Moi je crois que j’ai gardé de très bons rapports avec mes concitoyens, et j’ai eu la chance d’avoir quelques journalistes qui ont relayé mes pensées et ils ont amené la population à comprendre que je pouvais faire mieux, mais malheureusement, j’ai trop de blocus. Aujourd’hui heureusement, la population a pris bonne note, et comme elle le dit, « Monsieur le maire, nous ne sommes plus dupes.

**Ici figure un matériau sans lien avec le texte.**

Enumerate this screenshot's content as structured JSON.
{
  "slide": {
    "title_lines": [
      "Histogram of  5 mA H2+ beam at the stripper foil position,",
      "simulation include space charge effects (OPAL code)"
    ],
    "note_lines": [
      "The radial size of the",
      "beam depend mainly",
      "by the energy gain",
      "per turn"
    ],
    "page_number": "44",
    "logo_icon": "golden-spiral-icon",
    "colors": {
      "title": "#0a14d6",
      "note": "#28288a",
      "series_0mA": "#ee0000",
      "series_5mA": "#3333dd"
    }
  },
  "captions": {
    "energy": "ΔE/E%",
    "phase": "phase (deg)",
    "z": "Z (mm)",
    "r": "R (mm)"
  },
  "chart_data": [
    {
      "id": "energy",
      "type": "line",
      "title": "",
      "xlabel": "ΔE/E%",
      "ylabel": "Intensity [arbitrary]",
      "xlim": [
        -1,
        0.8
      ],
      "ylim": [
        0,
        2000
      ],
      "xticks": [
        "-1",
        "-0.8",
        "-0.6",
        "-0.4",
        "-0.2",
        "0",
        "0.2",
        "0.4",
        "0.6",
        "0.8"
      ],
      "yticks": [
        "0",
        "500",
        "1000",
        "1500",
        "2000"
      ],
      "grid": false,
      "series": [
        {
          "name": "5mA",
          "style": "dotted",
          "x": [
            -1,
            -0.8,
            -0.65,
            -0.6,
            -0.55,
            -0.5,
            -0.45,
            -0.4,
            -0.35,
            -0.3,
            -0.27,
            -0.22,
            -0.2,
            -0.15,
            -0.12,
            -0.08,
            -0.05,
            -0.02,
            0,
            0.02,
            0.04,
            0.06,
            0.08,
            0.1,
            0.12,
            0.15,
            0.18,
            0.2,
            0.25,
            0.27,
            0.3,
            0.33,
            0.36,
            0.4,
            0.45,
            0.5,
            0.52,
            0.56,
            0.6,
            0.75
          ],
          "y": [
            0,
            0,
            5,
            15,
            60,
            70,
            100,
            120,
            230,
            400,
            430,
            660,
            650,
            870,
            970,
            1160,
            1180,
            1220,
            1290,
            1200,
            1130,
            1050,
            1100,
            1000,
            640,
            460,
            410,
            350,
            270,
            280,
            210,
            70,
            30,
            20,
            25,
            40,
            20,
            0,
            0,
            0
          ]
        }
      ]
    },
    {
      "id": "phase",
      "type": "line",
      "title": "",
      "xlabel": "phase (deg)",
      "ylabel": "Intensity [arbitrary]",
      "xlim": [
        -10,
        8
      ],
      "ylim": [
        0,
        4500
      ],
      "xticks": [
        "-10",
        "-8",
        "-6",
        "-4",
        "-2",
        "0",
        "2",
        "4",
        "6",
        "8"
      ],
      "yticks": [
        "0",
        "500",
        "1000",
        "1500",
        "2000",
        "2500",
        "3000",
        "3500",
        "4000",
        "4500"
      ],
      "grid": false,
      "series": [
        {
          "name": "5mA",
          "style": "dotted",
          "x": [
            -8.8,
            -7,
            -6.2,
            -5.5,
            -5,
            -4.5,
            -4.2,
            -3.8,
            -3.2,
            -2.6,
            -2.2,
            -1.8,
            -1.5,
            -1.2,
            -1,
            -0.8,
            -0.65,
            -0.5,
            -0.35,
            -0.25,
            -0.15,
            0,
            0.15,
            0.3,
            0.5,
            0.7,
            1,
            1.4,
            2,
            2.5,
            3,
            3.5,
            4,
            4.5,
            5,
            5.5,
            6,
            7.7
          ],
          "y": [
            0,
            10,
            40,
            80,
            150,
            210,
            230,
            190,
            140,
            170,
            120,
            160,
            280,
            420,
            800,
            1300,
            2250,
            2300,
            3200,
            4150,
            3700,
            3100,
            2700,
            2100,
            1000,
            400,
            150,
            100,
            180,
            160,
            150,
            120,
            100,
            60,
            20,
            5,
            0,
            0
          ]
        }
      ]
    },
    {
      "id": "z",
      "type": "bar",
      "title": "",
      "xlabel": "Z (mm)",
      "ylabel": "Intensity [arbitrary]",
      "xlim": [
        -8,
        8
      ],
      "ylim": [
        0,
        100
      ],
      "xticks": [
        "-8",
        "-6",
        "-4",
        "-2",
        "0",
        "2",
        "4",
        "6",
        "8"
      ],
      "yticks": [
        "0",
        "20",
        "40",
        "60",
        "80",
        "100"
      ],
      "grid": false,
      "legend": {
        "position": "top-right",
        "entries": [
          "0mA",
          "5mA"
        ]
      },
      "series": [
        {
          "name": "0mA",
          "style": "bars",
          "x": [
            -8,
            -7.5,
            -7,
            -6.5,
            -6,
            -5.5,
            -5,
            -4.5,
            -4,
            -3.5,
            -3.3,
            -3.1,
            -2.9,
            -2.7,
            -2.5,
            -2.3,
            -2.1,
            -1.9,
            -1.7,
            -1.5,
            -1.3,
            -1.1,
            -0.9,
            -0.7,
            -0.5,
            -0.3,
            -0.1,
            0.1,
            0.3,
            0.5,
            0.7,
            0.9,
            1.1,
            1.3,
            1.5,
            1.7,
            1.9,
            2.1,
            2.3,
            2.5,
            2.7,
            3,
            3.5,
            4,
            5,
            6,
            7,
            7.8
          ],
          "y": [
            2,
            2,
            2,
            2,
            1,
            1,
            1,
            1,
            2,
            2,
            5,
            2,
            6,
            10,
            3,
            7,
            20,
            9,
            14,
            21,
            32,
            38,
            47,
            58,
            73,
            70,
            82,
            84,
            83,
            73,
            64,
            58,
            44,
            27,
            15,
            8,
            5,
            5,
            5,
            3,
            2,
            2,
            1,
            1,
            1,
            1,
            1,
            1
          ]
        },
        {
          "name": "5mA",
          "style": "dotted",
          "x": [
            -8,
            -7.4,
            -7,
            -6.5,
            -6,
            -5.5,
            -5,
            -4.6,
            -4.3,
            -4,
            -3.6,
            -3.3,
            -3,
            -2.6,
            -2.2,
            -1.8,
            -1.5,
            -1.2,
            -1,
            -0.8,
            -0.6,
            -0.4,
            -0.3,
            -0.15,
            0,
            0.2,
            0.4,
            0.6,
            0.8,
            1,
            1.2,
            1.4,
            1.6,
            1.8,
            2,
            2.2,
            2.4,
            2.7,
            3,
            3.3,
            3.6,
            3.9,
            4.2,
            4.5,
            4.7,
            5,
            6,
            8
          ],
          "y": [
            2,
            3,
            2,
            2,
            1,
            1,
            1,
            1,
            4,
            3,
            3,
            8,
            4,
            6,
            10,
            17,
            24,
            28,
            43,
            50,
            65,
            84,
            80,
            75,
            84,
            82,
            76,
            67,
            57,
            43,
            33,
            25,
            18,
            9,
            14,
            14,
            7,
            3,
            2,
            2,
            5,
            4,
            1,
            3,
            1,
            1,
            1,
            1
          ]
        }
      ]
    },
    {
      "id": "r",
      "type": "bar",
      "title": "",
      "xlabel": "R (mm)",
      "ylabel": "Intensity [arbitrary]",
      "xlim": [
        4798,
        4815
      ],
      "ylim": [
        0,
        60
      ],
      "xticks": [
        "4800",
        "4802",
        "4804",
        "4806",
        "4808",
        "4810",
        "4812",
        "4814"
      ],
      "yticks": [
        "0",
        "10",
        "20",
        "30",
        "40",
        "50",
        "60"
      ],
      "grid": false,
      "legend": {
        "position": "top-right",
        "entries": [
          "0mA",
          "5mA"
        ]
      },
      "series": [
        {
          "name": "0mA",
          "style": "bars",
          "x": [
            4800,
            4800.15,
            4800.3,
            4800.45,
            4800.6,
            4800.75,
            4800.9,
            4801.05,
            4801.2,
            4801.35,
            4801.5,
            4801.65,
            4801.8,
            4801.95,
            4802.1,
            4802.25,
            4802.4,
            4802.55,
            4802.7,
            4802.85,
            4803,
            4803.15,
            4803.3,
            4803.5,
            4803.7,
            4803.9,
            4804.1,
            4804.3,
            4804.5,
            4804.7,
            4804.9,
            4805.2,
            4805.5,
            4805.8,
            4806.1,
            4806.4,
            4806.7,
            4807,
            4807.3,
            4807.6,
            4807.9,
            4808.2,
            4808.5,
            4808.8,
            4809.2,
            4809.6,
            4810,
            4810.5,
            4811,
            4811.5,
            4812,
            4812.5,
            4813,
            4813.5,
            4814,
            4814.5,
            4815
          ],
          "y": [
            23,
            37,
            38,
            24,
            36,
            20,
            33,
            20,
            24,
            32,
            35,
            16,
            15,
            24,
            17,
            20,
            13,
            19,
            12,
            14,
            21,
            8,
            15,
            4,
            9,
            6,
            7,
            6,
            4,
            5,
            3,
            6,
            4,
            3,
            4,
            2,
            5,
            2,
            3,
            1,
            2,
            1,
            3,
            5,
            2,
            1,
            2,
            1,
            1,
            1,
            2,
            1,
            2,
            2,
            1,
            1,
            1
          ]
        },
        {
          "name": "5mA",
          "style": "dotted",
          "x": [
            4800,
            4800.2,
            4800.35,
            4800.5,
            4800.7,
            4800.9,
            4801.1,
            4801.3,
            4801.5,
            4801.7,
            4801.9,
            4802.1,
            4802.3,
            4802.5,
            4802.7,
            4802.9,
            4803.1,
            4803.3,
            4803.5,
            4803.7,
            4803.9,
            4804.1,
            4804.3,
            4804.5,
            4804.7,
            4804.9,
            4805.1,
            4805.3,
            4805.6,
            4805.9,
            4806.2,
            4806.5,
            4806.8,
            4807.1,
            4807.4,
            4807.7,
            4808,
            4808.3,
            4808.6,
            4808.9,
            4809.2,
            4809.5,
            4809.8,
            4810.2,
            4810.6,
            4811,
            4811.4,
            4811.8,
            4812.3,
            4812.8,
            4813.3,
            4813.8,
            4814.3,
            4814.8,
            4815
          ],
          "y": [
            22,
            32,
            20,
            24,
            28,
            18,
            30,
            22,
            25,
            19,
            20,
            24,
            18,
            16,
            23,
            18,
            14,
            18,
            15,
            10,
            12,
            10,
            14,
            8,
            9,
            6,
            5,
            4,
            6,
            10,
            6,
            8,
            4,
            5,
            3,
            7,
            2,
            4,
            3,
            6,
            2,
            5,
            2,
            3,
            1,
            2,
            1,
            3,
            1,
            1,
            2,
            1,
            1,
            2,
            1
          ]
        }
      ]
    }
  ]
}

On saura le moment donné choisir le vrai grain de l’ivraie ». Donc je suis confiant, je suis sûr que quand je vais obtenir ce deuxième mandat, je vais prendre une vitesse fulgurante par rapport à tous mes collègues maires, parce que j’ai beaucoup semé, et maintenant là, on va seulement récolter et on ira très vite.

La communauté urbaine vous a-t-elle facilité la tâche ?

Je peux dire que la Communauté urbaine ne nous a pas beaucoup aidé, parce qu’on a eu que des promesses, et aucune réalisation. Il y a eu des choses qui ont été vraiment très négatives au niveau de nos rapports, parce qu’imaginez-vous, il y a des textes de lois, je prends exemple sur la taxe foncière, sur les permis de bâtir et de construire etc.  Il ya une loi qui dit que ce sont les mairies qui devraient collecter, qui devraient être dans les quartiers, puisque c’est le maire qui connait son territoire, mais le Délégué du gouvernement, il reste au bureau là-bas et envoie des personnes qui ne connaissent pas le quartier et qui passent leur temps à se remplir les poches.

 En réalité, si vous prenez seulement ces taxes-là, les mairies devaient se faire beaucoup d’argents, connaissant leurs territoires, connaissant qui est en train de construire, qui est en train de détruire, devrait même renseigner ces Communautés Urbaines pour leur permettre de mieux préparer les pénalités et nous devrions avoir une quote-part là-dessus. Le Délégué saute par-dessus ces textes, il va sur le territoire, il fait ce qu’il veut et les mairies n’ont rien, alors que c’est un gros poste qui pouvait nous rapporter minimalement1milliardF CFA. C’est autant de choses qui nous privent, sans compter qu’ils veulent même prendre l’OTVP, et à la fin, je me demande si on va mettre les maires en congés technique.

Heureusement que cette décentralisation avec la dernière loi, beaucoup de choses vont changer et les maires auront vraiment la main libre pour pouvoir agir sur leurs terrains.

Des perspectives… ?

Beaucoup de lueur d’espoir que je vois avec les nouveaux textes qui sont en train d’arriver. Je crois que nous allons beaucoup nous mouvoir sur le terrain, on aura beaucoup plus de facilité. L’assiette fiscale va bien s’élargir, et je crois que les maires ne vont pas rester là à toujours attendre, l’argent va partir du Trésor pour les caisses de la mairie, sans plus passer par les ministères, le Feicom etc.

Je crois qu’avec une mairie organisée, un maire qui connait la gestion, on aura vraiment des facilités. Je crois que la mairie va vivre avec beaucoup d’espoir. Nous connaissons bien qu’au Cameroun, quand un texte sort, c’est juste pour plaire, c’est pour cela que j’émets le vœu que les textes votés, le président n’a que 15 jours pour le promulguer. J’espère qu’avant l’élection, les textes seront promulgués pour permettre aux maires qui vont arriver d’avoir la facilité pour se mouvoir.

Comme vous le dites, la décentralisation a été votée depuis 2004, et 15 ans après, il est implémenté. Même si c’est avec cette mauvaise foi, qu’on permette au moins que ça soit implémenté sur le terrain. Notre souhait est que les textes soient bien respectés et que tout le monde se mette au travail.